For a live analysis, you will need to compile Autopsy and TSK and then burn them to a CD. The CD can be placed in a Unix system that is suspected of being in an incident, and you can analyze the file system contents by connecting to Autopsy from your laptop or other computer. There are several benefits of running Autopsy and TSK during a live analysis, including that they will show files that are hidden by most rootkits and will not modify the A-times of files and directories when you are looking at their contents. As with all types of live analysis, this process relies on the OS for data, which can lie if it has been modified by an attacker.
Autopsy is organized into analysis modes, which are similar to the organization of the TSK tools. The File Analysis mode allows you to list the files and directories in the image and view file contents. The Metadata mode shows all the metadata associated with a specific entry and allows you to view any data unit allocated to the file. The Data Unit mode allows you to view any data unit, similar to a hex editor, and the Keyword Search mode allows you to search for ASCII or Unicode strings. The keyword searching is done as a logical volume search and not a logical file search. Refer to Chapter 8 for more details on the search type differences.

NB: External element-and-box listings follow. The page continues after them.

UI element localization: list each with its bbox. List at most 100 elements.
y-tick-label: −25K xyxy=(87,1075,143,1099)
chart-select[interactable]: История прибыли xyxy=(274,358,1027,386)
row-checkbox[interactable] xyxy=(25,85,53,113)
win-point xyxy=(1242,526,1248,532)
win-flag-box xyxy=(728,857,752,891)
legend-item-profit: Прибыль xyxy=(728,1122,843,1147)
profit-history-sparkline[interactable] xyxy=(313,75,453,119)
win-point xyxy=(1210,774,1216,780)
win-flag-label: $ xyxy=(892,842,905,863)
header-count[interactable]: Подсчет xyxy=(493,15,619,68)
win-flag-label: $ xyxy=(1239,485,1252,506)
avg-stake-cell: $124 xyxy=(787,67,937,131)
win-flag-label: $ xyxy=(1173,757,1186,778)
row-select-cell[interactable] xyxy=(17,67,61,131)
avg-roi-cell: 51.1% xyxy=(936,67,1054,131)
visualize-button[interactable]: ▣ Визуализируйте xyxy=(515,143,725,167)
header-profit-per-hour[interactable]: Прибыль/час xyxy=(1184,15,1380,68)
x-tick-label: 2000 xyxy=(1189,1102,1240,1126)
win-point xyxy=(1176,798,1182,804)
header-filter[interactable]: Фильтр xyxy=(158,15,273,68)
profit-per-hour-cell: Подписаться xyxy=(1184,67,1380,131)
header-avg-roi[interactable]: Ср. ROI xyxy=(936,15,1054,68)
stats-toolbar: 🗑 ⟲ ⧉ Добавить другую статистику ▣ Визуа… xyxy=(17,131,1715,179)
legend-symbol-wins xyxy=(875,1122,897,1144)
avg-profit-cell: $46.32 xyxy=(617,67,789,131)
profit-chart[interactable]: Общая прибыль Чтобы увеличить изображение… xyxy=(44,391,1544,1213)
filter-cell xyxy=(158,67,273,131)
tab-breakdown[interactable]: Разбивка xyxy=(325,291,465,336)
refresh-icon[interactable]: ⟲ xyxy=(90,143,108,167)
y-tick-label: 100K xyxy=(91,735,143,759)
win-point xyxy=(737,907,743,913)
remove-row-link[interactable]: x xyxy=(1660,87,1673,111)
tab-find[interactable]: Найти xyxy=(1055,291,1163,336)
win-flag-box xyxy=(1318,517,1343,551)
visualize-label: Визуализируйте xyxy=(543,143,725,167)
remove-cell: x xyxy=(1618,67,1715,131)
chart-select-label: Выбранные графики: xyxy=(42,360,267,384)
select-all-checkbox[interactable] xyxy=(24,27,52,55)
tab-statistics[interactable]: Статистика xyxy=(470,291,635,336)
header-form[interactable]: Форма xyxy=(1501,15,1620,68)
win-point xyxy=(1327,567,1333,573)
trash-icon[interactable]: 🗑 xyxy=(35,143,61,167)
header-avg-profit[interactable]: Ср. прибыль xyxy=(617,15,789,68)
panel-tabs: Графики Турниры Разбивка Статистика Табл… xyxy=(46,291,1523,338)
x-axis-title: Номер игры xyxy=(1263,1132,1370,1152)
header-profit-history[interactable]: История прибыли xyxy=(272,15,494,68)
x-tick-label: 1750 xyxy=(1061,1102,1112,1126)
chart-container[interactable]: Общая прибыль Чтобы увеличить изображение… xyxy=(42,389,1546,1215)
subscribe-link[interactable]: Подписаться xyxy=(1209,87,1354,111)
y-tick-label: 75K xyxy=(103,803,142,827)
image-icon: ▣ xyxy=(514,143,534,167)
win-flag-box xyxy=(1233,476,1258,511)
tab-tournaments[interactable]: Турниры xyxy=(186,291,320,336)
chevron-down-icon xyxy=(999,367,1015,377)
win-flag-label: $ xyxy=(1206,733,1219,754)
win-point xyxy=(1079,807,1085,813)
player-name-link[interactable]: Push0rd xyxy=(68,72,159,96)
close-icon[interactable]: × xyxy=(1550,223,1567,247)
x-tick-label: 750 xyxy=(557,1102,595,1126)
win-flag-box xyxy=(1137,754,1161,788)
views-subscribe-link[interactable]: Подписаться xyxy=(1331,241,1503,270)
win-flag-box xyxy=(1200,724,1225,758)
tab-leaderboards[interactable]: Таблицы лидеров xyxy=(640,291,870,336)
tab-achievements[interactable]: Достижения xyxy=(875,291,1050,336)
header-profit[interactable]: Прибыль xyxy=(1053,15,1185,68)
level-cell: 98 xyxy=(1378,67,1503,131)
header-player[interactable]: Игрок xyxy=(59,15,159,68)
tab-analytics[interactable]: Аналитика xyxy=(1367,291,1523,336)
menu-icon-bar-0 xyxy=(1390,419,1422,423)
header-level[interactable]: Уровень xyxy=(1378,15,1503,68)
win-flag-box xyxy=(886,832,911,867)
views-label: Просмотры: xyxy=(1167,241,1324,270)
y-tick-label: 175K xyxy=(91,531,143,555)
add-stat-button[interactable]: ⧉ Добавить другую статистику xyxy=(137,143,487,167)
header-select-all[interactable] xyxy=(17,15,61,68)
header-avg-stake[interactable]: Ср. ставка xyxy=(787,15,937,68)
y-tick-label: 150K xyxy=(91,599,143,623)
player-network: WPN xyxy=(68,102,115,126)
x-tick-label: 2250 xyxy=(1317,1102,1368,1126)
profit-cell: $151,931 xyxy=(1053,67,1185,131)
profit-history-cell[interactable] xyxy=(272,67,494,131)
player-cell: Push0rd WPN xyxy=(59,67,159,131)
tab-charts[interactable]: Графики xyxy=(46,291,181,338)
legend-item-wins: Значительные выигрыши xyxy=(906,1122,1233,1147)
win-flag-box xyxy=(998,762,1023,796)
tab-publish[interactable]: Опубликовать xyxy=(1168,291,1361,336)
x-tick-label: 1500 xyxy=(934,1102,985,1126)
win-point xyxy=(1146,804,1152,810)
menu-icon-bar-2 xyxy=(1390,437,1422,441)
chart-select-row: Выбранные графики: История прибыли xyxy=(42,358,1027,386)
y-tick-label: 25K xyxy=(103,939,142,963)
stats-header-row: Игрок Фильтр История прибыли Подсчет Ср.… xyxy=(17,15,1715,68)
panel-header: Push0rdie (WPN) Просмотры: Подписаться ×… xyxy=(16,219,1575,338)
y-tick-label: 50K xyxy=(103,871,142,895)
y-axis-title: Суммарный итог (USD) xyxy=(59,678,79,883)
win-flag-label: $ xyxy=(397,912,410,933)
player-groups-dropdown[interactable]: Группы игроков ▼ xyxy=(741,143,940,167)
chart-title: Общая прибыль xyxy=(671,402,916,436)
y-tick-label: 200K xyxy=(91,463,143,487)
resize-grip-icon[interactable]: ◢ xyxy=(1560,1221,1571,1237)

Autopsy also allows you to sort all files based on type and make HTML pages of thumbnails of all pictures. Timelines of file activity can be created, and notes can be added when evidence is found. The notes allow you to more easily return to where the evidence exists. Lastly, there is an event sequencer that allows you to make notes based on temporal data from the evidence, and it sorts the data. For example, you can make event notes for the creation times of evidence files and Intrusion Detection System (IDS) alerts. The notes will be sorted and will help during the Event Reconstruction Phase of the investigation.
An example screen shot of the File Analysis mode is given in Figure A.1.
Figure A.1. Screen shot of Autopsy in File Analysis mode.